Les paradoxes du printemps révolutionnaire en Afrique du Nord: le Conseil de sécurité des Nations Unies a enfin décidé dans la matinée du 18 mars de "rogner les ailes" du dirigeant libyen Mouammar Kadhafi. Il sera bombardé et châtié pour la répression de l’opposition démocratique et l’inhumanité de son régime. Dès dimanche ou lundi, les armées de l’air britannique, française et américaine commenceront à "établir une zone d’exclusion aérienne" par des attaques contre les systèmes de défense antiaérienne de la Libye. Et la mise en place de la "quarantaine" intégrale dans le ciel prendra environ une semaine.

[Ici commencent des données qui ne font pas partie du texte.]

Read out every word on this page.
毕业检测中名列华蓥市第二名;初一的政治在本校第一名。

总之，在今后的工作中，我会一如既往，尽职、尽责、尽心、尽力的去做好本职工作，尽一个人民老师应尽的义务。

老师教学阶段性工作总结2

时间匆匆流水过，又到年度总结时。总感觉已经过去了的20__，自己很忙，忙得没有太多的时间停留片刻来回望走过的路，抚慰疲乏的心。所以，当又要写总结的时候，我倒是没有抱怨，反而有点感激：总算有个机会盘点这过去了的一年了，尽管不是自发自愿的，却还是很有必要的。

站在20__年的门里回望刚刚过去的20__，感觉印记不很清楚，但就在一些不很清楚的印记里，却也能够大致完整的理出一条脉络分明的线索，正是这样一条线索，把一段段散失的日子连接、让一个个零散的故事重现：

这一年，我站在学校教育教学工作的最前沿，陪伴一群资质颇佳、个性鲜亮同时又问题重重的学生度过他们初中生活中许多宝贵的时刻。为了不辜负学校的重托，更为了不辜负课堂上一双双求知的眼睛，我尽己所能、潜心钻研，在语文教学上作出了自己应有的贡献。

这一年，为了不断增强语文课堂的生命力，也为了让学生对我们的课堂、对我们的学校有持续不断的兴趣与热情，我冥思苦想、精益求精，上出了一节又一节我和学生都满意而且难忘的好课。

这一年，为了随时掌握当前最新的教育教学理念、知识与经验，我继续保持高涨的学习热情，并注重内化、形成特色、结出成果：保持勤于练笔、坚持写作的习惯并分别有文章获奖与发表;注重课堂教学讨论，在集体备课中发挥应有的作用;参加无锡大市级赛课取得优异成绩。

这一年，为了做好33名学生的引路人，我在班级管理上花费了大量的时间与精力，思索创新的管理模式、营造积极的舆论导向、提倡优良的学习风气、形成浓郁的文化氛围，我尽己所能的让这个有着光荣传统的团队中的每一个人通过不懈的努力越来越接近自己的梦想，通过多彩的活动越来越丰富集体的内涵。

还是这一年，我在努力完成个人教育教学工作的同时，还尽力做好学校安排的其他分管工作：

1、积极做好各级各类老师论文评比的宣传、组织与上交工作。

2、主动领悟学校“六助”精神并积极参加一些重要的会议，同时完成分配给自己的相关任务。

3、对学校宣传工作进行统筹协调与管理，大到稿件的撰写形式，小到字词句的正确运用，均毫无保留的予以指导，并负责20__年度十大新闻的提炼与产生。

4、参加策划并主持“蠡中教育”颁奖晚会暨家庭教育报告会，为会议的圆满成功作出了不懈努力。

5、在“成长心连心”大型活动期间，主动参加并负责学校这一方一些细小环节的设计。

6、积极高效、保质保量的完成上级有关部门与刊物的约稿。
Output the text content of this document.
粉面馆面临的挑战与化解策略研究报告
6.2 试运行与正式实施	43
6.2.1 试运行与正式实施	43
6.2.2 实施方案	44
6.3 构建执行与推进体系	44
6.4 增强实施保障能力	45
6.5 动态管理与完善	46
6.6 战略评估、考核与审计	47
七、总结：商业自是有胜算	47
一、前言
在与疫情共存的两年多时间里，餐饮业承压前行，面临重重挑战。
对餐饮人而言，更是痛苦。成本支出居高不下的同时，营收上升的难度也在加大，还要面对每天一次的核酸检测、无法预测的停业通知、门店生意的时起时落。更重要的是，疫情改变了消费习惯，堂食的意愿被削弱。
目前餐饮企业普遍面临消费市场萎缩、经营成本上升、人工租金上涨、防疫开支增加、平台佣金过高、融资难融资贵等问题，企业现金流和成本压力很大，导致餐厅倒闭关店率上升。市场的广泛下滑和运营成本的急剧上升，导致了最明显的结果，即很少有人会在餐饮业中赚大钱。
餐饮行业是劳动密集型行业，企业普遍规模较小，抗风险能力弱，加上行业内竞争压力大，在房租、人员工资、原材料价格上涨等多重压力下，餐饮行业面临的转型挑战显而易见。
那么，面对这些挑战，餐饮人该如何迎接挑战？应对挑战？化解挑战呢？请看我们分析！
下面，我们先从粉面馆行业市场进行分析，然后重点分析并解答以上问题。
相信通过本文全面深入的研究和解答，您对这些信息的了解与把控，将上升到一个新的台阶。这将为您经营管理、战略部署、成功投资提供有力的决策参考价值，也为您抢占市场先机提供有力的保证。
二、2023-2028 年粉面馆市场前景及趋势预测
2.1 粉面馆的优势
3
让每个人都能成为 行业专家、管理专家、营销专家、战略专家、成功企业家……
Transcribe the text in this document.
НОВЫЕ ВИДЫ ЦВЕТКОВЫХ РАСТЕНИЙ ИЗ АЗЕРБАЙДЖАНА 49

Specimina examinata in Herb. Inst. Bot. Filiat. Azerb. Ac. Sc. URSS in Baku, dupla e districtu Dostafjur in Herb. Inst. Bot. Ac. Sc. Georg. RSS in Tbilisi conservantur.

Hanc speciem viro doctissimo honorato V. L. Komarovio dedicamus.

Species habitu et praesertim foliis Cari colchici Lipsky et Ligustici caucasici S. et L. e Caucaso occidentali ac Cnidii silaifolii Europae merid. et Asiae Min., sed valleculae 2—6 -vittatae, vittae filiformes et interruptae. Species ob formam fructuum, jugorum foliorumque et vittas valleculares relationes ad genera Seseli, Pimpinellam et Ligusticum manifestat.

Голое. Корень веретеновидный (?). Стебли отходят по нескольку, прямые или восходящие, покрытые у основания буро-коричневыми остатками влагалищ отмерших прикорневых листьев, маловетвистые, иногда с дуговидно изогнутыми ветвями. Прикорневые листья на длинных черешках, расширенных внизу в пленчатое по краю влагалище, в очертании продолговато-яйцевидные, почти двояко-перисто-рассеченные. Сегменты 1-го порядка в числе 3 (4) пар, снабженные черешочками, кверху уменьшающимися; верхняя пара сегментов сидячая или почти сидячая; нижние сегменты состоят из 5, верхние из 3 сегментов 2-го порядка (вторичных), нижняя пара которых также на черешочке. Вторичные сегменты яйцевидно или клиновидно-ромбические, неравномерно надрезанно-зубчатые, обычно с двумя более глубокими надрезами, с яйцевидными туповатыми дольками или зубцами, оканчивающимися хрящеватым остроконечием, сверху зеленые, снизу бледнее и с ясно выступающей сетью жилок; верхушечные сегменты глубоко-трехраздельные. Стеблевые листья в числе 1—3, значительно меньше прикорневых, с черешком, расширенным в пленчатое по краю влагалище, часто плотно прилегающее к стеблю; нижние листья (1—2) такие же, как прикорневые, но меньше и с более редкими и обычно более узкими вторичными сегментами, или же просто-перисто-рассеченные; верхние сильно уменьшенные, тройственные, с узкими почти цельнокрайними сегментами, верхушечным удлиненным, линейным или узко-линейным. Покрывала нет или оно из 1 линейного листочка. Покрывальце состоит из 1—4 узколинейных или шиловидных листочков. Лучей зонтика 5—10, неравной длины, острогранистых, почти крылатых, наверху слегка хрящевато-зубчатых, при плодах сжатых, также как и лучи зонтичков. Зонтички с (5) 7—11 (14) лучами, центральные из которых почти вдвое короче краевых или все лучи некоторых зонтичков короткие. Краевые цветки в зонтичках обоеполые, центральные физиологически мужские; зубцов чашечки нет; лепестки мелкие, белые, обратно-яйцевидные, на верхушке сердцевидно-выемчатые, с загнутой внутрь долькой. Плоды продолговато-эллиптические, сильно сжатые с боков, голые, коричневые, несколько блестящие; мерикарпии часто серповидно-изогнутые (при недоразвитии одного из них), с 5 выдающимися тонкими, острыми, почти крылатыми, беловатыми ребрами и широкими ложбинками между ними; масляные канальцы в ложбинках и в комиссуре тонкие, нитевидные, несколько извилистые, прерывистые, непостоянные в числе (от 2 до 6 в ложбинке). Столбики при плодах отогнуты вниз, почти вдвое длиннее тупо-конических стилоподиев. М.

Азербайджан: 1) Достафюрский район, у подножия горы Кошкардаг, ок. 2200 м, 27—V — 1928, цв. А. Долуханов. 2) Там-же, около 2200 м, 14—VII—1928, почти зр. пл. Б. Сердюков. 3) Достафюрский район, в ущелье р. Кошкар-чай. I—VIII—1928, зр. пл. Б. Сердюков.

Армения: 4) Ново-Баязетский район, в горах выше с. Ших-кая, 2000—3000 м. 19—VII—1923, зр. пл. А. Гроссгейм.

Pas très loin, à Bahreïn, on assiste à quelque chose de diamétralement opposé. Les troupes d’Arabie saoudite et d’autres pays du Golfe sont entrées à Manama, la capitale de l’île-base de la 5e flotte américaine, afin de réprimer les manifestations de l’opposition qui exigeait la démocratisation du régime et l'octroi des droits politiques et sociaux. C'est ainsi qu'un voisin peu démocratique aide un autre régime aussi peu démocratique. En dehors de la région il faut expliquer pendant longtemps pourquoi il est nécessaire de planter à un endroit et de sarcler à un autre les mêmes "germes démocratiques." Mais seulement en dehors de la région.
La démocratie et la stabilité ont toujours été à des pôles opposés au Proche-Orient. Mais une démonstration aussi remarquable de leur polarité (qui plus est à la même période) est peu susceptible d’être observée à l’avenir.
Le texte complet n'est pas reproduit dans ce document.